Begonias in My Brain

Begonias in my brain to water,
bloom then droop to dead
forgotten and rotten like the
love lost of the man with the
big ears that lives on the third floor
and yells profanities out his window
I think of how he
never changes his socks,
I don't know why.
The smell sweating through my building's
vents nestling near Lily who hugs
a raggedy patchwork doll and waits
for her daddy to come home who
never arrives, not even after fifteen years.
Good God! Good God! am I finally slipping
through the cracks?

Your snagged pantyhose and
snow cone stained sweater are tacky,
Tackiness is concrete.
My snotty sneezes from spring's pollen
budding begonias in my brain blinded
by the flickering neon of a fast food
Indian joint reminding me to take out
the trash.
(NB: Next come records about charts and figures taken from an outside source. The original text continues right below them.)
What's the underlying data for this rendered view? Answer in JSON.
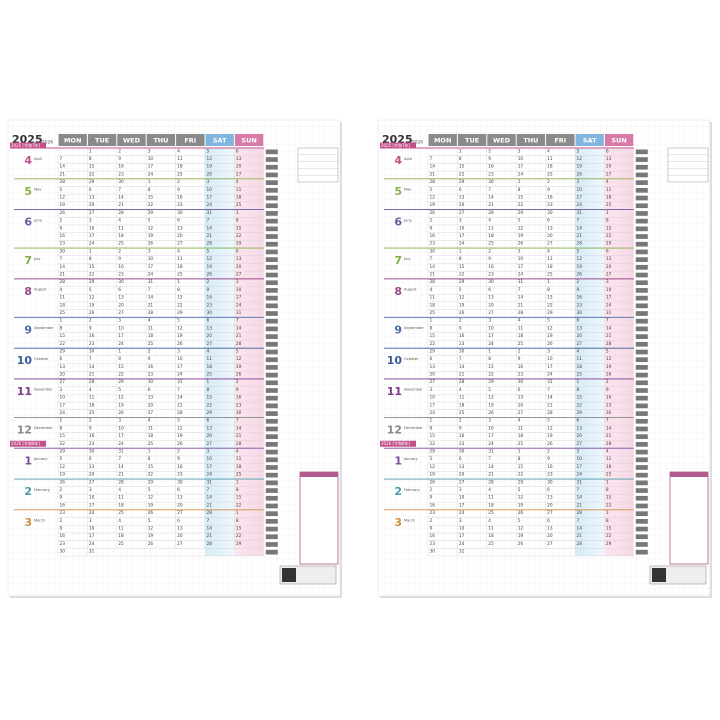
{
  "calendar": {
    "year": "2025",
    "year_end": "-2026",
    "days": [
      "MON",
      "TUE",
      "WED",
      "THU",
      "FRI",
      "SAT",
      "SUN"
    ],
    "day_colors": [
      "#8a8a8a",
      "#8a8a8a",
      "#8a8a8a",
      "#8a8a8a",
      "#8a8a8a",
      "#7fb5de",
      "#d77aa8"
    ],
    "year_tags": [
      {
        "label": "2025 [令和7年]",
        "week": 0
      },
      {
        "label": "2026 [令和8年]",
        "week": 39
      }
    ],
    "months": [
      {
        "num": "4",
        "name": "April",
        "week": 0,
        "color": "#c2508a"
      },
      {
        "num": "5",
        "name": "May",
        "week": 4,
        "color": "#8ab04a"
      },
      {
        "num": "6",
        "name": "June",
        "week": 8,
        "color": "#6a5aa0"
      },
      {
        "num": "7",
        "name": "July",
        "week": 13,
        "color": "#7ab040"
      },
      {
        "num": "8",
        "name": "August",
        "week": 17,
        "color": "#9a4a8a"
      },
      {
        "num": "9",
        "name": "September",
        "week": 22,
        "color": "#4a6aa8"
      },
      {
        "num": "10",
        "name": "October",
        "week": 26,
        "color": "#3a5a98"
      },
      {
        "num": "11",
        "name": "November",
        "week": 30,
        "color": "#7a3a8a"
      },
      {
        "num": "12",
        "name": "December",
        "week": 35,
        "color": "#8a8a8a"
      },
      {
        "num": "1",
        "name": "January",
        "week": 39,
        "color": "#7a4aa0"
      },
      {
        "num": "2",
        "name": "February",
        "week": 43,
        "color": "#4a9aa8"
      },
      {
        "num": "3",
        "name": "March",
        "week": 47,
        "color": "#d0903a"
      }
    ],
    "weeks": [
      [
        null,
        1,
        2,
        3,
        4,
        5,
        6
      ],
      [
        7,
        8,
        9,
        10,
        11,
        12,
        13
      ],
      [
        14,
        15,
        16,
        17,
        18,
        19,
        20
      ],
      [
        21,
        22,
        23,
        24,
        25,
        26,
        27
      ],
      [
        28,
        29,
        30,
        1,
        2,
        3,
        4
      ],
      [
        5,
        6,
        7,
        8,
        9,
        10,
        11
      ],
      [
        12,
        13,
        14,
        15,
        16,
        17,
        18
      ],
      [
        19,
        20,
        21,
        22,
        23,
        24,
        25
      ],
      [
        26,
        27,
        28,
        29,
        30,
        31,
        1
      ],
      [
        2,
        3,
        4,
        5,
        6,
        7,
        8
      ],
      [
        9,
        10,
        11,
        12,
        13,
        14,
        15
      ],
      [
        16,
        17,
        18,
        19,
        20,
        21,
        22
      ],
      [
        23,
        24,
        25,
        26,
        27,
        28,
        29
      ],
      [
        30,
        1,
        2,
        3,
        4,
        5,
        6
      ],
      [
        7,
        8,
        9,
        10,
        11,
        12,
        13
      ],
      [
        14,
        15,
        16,
        17,
        18,
        19,
        20
      ],
      [
        21,
        22,
        23,
        24,
        25,
        26,
        27
      ],
      [
        28,
        29,
        30,
        31,
        1,
        2,
        3
      ],
      [
        4,
        5,
        6,
        7,
        8,
        9,
        10
      ],
      [
        11,
        12,
        13,
        14,
        15,
        16,
        17
      ],
      [
        18,
        19,
        20,
        21,
        22,
        23,
        24
      ],
      [
        25,
        26,
        27,
        28,
        29,
        30,
        31
      ],
      [
        1,
        2,
        3,
        4,
        5,
        6,
        7
      ],
      [
        8,
        9,
        10,
        11,
        12,
        13,
        14
      ],
      [
        15,
        16,
        17,
        18,
        19,
        20,
        21
      ],
      [
        22,
        23,
        24,
        25,
        26,
        27,
        28
      ],
      [
        29,
        30,
        1,
        2,
        3,
        4,
        5
      ],
      [
        6,
        7,
        8,
        9,
        10,
        11,
        12
      ],
      [
        13,
        14,
        15,
        16,
        17,
        18,
        19
      ],
      [
        20,
        21,
        22,
        23,
        24,
        25,
        26
      ],
      [
        27,
        28,
        29,
        30,
        31,
        1,
        2
      ],
      [
        3,
        4,
        5,
        6,
        7,
        8,
        9
      ],
      [
        10,
        11,
        12,
        13,
        14,
        15,
        16
      ],
      [
        17,
        18,
        19,
        20,
        21,
        22,
        23
      ],
      [
        24,
        25,
        26,
        27,
        28,
        29,
        30
      ],
      [
        1,
        2,
        3,
        4,
        5,
        6,
        7
      ],
      [
        8,
        9,
        10,
        11,
        12,
        13,
        14
      ],
      [
        15,
        16,
        17,
        18,
        19,
        20,
        21
      ],
      [
        22,
        23,
        24,
        25,
        26,
        27,
        28
      ],
      [
        29,
        30,
        31,
        1,
        2,
        3,
        4
      ],
      [
        5,
        6,
        7,
        8,
        9,
        10,
        11
      ],
      [
        12,
        13,
        14,
        15,
        16,
        17,
        18
      ],
      [
        19,
        20,
        21,
        22,
        23,
        24,
        25
      ],
      [
        26,
        27,
        28,
        29,
        30,
        31,
        1
      ],
      [
        2,
        3,
        4,
        5,
        6,
        7,
        8
      ],
      [
        9,
        10,
        11,
        12,
        13,
        14,
        15
      ],
      [
        16,
        17,
        18,
        19,
        20,
        21,
        22
      ],
      [
        23,
        24,
        25,
        26,
        27,
        28,
        1
      ],
      [
        2,
        3,
        4,
        5,
        6,
        7,
        8
      ],
      [
        9,
        10,
        11,
        12,
        13,
        14,
        15
      ],
      [
        16,
        17,
        18,
        19,
        20,
        21,
        22
      ],
      [
        23,
        24,
        25,
        26,
        27,
        28,
        29
      ],
      [
        30,
        31,
        null,
        null,
        null,
        null,
        null
      ]
    ]
  }
}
Trash on the fire escape,
trashy lingerie, I was once trash in a
trailer park before I fell in love,
before I chased her into the city only
to lose her in the subway,
or did I lose myself down there?

Walking out my front door I hear music.
Music once made me happy.
McCoy Tyner, Miles Davis, Etta James,
Mose Allison, Duke Ellington.
I wore a suit and smoked cheap cigarettes
begonias in my brain;
I sat in the front row blowing kisses
at a silhouette in a sequined dress
thinking of clever things to say to
woo her into my bed while drinking
scotch and falling out of a straight backed chair
and am picked back up by a broad shouldered man
throwing me outside into a black alley,
it was comfortable there, familiar.

I grab for your hand, popcorn change jingles
in my pocket, you say I should use it to
rent a bike and double ride you
not to buy popcorn,
I give you the finger, I like popcorn.
Together we walk down the street
our brains,
I now, like a disco king in an electric
blue jacket. Children double dutch
and draw hopscotches on cracked
concrete where pigeons land inside
numbered squares as if playing the
innocent game, carrying toilet paper,
poems, grasshoppers, Jujubees, and begonias
in their beaks as if they were witches
gathering ingredients to make a secret potion
to catch my love on the subway or
quiet the silence of the
begonias that have taken over my brain.